Figure 9 shows two additional examples. In Fig. 9A, the WB and CO vocalizations, which evoked the highest mean firing rate (black bars) cluster together while the reduced responses to the other eight vocalizations form a second major group (dendrogram, Fig. 9B), which can be subdivided into two smaller groupings shown with dashed and dotted lines around the clusters in the dendrogram and mean firing rate bar graph. The cell portrayed in Fig. 9C responded best to SC (a noisy tonal scream) and CS, which had similar mean firing rate and, as shown in the dendrogram (Fig. 9D), are grouped together. The four calls, which all elicited a small response (AG, GK, GY, HA), group together in the dendrogram (D, dashed line) as do the four calls that elicit no response or a low inhibitory response (CO, GT, WB, SB; dotted line).

FIG. 9.

Mean firing rate (±SE) graphs and corresponding dendrograms for 2 cells. For 2 cells, the vocalization responses are plotted as mean firing rate (±SE) in the bar graphs in A and C and are accurately reflected in the dendrograms in B and D. The cell in A had a mean firing rate that was highest for WB and CO (black bar) compared with the other vocalization responses. The dendrogram shows clustering of responses with similar firing rate, for example, the high firing rate for WB and CO (dark box in A and B); moderate firing rate for GK GT, and AG (dotted line box in A and B); and low firing rate for GY, HA, CS, and SC (dashed line box in A and B). The cell in C had a mean firing rate that was highest for SC and CS which cluster together (dark box in C and D); moderate firing rate for HA, GY, GK, and AG (dashed line box in C and D); and low firing rate for SB, WB, GT, and CO (dotted line box in C and D), which cluster together.

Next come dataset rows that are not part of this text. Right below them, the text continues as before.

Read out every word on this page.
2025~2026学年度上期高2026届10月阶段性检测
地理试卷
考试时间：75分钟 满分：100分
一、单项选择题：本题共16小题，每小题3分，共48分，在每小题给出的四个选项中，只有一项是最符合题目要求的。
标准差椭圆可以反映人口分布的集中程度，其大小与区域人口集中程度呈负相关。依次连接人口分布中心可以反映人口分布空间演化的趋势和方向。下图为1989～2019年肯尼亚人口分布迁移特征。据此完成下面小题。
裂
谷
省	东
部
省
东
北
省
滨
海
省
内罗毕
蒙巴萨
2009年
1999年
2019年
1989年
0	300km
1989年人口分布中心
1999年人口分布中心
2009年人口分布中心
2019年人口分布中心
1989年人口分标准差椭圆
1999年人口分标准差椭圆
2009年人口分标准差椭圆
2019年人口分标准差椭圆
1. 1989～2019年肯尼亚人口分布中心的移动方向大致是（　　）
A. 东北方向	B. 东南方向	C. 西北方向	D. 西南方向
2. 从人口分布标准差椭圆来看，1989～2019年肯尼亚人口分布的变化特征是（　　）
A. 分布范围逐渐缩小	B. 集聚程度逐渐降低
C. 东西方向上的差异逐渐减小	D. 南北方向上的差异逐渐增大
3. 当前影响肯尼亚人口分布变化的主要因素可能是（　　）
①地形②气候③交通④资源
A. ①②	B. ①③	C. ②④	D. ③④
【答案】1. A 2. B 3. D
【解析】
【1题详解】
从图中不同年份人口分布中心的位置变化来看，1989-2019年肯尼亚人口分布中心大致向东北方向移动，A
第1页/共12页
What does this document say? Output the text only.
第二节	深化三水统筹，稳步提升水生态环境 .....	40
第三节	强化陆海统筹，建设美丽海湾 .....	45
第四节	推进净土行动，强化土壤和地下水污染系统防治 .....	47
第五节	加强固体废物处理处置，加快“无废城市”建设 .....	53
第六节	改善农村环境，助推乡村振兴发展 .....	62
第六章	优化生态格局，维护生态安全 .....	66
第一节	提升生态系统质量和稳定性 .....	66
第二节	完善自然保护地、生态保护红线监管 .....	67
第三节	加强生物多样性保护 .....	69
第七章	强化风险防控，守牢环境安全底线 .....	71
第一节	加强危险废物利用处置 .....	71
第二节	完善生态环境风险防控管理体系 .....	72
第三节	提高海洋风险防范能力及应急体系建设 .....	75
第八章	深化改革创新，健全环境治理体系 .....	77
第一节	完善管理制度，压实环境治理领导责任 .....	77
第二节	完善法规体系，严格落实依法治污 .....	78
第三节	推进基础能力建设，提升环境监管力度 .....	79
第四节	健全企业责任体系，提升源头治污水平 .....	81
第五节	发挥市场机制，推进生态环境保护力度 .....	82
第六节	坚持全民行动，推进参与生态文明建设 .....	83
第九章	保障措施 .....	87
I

Examining the dendrograms for these two cells, we asked whether the vocalizations that clustered together could be related by acoustic or functional similarity. A similar response by a cell to several vocalizations that have a similar functional referent might suggest that single prefrontal neurons are capable of encoding functional attributes in their responses to communication stimuli. In contrast, cells might respond similarly to calls that have similar acoustic features. To determine the functional classes and behavioral context of the vocalizations, we relied on previously published studies of rhesus macaque vocalizations (Gouzoules et al. 1998; Hauser and Marler 1993; Rendall et al. 1998) (as described in methods). To determine the acoustic features common to our 10 vocalization types, we relied both on previously published studies (Hauser 1996; Hauser and Marler 1993) and on our own cluster analysis of the vocalizations themselves (see methods). The cell in Fig. 9A had a best response to WB and CO, and these two acoustically similar but functionally different calls (see Fig. 2 and methods) clustered together in the dendrogram (Fig. 9B). The cell in Fig. 9C had a significant increase in firing for SC and CS. The dendrogram for this cell (Fig. 9D) shows a clustering of SC and CS for the corresponding cell, both of which are uttered under different behavioral contexts but, for these two tokens used, have similar acoustic features. For each of the 124 responsive cells, we computed a dendrogram for the cell's response to the 10 vocalization types.

Consensus tree

To determine if there were any common clusters of particular vocalizations across the entire population of vocalization-responsive neurons, we computed a consensus tree using the 124 dendrograms. The consensus tree indicates the groups that occur most often in the dendrograms across our population of vlPFC cells. Because our goal was to determine if vlPFC neurons clustered vocalizations with common functional referents or similar acoustic features, we compared the consensus tree derived for the neuronal response with a consensus tree of the vocalizations themselves (see methods). The vocalization consensus tree revealed several common clusters across call lists (Fig. 10A). In five of our vocalization lists, CS and SC clustered together. A second cluster was that of WB and CO, which clustered together in five lists and with GT in six lists; and a third cluster was AG calls and SB. Comparison of this vocalization analysis with previously published data on the acoustic features of rhesus calls (Ghazanfar and Hauser 1999; Hauser 1996; Hauser and Marler 1993; Owren and Rendall 2001) indicates some common findings. For example, AG calls (barks, pant threats) and SB are classified acoustically as noisy calls, whereas WB and CO both have a rich harmonic structure (Fig. 2). CS and SC vary considerably but have tonal and harmonic features that are commonly present in many tokens.

FIG. 10.

Vocalization and neuronal consensus trees. Consensus trees, based on the dendrograms for the vocalizations used in the current study and analyzed according to their mean power at each frequency (A) and for the neuronal response to the vocalizations (B), are shown. A: dendrograms were derived for each of the 12 vocalization lists, and a consensus tree of these was generated indicating the common groupings according to acoustic features of the vocalizations. The consensus tree indicated that in our 12 vocalization lists, 3 groupings occurred in 5 vocalization lists: AG and SB, CO and WB (which clustered with GT in 6 lists), and SC and CS. In B, dendrograms from the neuronal response to these vocalizations were pooled to create this consensus tree of the most common groupings. Although no large groups emerged in our analysis, AG and GT clustered together in 15% of the cells and CO and WB clustered together in 14% of cells. Both of these groups represent clusters of acoustically similar but functionally dissimilar vocalizations.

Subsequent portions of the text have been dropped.